TITLE:
Between Essentialist and Constructivist Approaches: What Model of Bioethics for Africa? Guidelines for a Grounded, Relational, and Critical African Bioethics
AUTHORS:
Joseph Sawadogo
KEYWORDS:
African Anthropology, Bioethics, Constructivism, Essentialism, Personalism, Ubuntu, Vulnerability, One Health
JOURNAL NAME:
Advances in Anthropology,
Vol.16 No.3,
June
29,
2026
ABSTRACT: In contemporary debates, African bioethics is often forced to choose between two theoretical poles that are equally inadequate when taken to extremes: a normative essentialism that protects the dignity and value of life, but risks freezing African cultures into a homogeneous and ahistorical image; and a moral constructivism that opens the space for deliberation, pluralism, and contextual adaptation, but may dissolve into relativism or into a mere local translation of normative agendas developed elsewhere. Based on a critical review of French- and English-language literature conducted on PubMed and Google Scholar, this article examines the strengths and limitations of these two approaches for addressing contemporary bioethical issues in Africa.

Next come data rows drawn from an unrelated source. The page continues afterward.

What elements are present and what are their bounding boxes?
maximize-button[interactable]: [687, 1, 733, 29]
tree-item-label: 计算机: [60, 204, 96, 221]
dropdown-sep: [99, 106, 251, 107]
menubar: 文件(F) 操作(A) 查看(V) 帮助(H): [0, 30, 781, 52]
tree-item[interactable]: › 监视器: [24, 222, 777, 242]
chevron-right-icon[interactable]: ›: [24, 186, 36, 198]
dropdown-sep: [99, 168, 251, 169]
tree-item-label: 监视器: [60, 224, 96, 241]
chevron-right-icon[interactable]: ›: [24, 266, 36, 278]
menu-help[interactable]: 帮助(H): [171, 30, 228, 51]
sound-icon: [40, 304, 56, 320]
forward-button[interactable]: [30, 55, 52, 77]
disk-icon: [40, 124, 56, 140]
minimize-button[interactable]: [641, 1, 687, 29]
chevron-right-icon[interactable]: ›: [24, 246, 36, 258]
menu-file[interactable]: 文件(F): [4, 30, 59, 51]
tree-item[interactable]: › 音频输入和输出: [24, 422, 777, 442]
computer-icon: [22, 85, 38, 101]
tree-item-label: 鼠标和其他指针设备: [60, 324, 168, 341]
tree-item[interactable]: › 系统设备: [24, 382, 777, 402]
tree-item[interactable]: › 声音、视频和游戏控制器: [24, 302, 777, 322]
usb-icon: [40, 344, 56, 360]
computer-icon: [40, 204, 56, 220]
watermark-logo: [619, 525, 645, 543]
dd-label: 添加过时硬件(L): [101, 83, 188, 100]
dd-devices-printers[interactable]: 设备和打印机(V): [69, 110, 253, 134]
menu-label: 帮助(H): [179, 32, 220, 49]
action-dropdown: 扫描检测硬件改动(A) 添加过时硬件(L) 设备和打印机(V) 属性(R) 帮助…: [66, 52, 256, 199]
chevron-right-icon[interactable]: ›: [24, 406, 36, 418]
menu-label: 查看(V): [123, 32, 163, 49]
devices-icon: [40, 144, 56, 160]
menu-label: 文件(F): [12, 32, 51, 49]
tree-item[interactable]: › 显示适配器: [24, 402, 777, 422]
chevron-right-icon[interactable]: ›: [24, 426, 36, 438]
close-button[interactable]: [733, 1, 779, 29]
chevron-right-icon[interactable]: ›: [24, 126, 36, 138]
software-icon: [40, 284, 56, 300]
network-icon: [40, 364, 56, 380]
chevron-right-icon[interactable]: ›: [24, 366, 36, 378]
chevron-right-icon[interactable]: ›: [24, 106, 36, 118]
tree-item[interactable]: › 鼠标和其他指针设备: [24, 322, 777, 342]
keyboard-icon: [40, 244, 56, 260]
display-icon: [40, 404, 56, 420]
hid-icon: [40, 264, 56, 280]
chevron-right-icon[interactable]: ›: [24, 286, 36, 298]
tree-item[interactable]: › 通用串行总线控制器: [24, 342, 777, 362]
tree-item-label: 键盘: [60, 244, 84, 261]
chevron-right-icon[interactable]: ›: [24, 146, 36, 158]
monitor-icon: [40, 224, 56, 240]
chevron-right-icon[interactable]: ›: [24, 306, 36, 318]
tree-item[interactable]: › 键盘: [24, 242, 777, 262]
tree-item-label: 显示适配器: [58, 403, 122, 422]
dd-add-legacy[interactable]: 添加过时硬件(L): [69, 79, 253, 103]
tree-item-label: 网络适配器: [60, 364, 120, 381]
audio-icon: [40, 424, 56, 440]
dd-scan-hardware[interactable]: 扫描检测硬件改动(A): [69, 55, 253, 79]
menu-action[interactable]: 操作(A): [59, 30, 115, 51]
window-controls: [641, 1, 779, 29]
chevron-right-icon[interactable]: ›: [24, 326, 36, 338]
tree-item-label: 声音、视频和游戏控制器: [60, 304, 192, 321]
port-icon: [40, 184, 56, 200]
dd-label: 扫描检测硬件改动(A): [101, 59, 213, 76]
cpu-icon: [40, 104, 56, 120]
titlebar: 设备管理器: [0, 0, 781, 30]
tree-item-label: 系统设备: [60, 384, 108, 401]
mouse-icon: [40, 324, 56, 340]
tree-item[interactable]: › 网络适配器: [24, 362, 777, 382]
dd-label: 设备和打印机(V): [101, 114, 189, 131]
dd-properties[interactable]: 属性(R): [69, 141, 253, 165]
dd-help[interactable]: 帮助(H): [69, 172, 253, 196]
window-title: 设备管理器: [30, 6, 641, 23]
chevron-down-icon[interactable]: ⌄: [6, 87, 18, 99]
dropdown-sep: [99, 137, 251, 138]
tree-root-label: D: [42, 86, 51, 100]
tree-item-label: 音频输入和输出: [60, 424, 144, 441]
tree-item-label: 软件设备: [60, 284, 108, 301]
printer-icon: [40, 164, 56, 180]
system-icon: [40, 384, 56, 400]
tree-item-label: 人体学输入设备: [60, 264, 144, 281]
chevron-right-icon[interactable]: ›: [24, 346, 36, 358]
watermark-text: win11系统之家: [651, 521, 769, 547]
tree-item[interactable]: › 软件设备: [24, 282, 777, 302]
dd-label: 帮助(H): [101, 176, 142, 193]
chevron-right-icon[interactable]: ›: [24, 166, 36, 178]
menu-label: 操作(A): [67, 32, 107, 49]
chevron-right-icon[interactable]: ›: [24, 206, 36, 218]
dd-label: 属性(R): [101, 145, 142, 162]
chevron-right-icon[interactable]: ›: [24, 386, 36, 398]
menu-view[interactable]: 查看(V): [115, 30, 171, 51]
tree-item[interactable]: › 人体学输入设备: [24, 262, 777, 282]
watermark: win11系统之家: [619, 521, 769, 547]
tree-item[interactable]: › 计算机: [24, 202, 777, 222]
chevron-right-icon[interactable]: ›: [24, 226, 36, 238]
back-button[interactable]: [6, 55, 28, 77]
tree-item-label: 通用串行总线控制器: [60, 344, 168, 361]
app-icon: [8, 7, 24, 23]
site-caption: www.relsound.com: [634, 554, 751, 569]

The analysis draws on major African contributions to bioethics, on the continent’s relational philosophies—notably Ubuntu and certain Bantu and Mossi anthropological concepts—as well as on emblematic debates concerning the status of the embryo, surrogacy, health equity, the governance of biomedical innovations, and the One Health paradigm. The central argument is that the choice between essentialism and constructivism constitutes a false dilemma. An intellectually robust and socially effective African bioethics must be built at the intersection of three requirements: a strong anthropological foundation that recognizes the intrinsic value of human life; a critical hermeneutics attentive to the plurality of African societies and the historical transformation of their norms; institutional mediation capable of translating these resources into the fields of education, research, care, public health, and the regulation of biotechnologies. The article thus proposes a model of African bioethics that is relational, personalist, and critical. Relational, because it understands the person through their constitutive bonds with others, the community, generations, and the living world; personalist, because it rejects any reduction of the human being to their functional, economic, or contractual capacities alone; and finally, critical, because it does not sacralize either tradition or modernity, but subjects both to the scrutiny of justice, vulnerability, and dignity.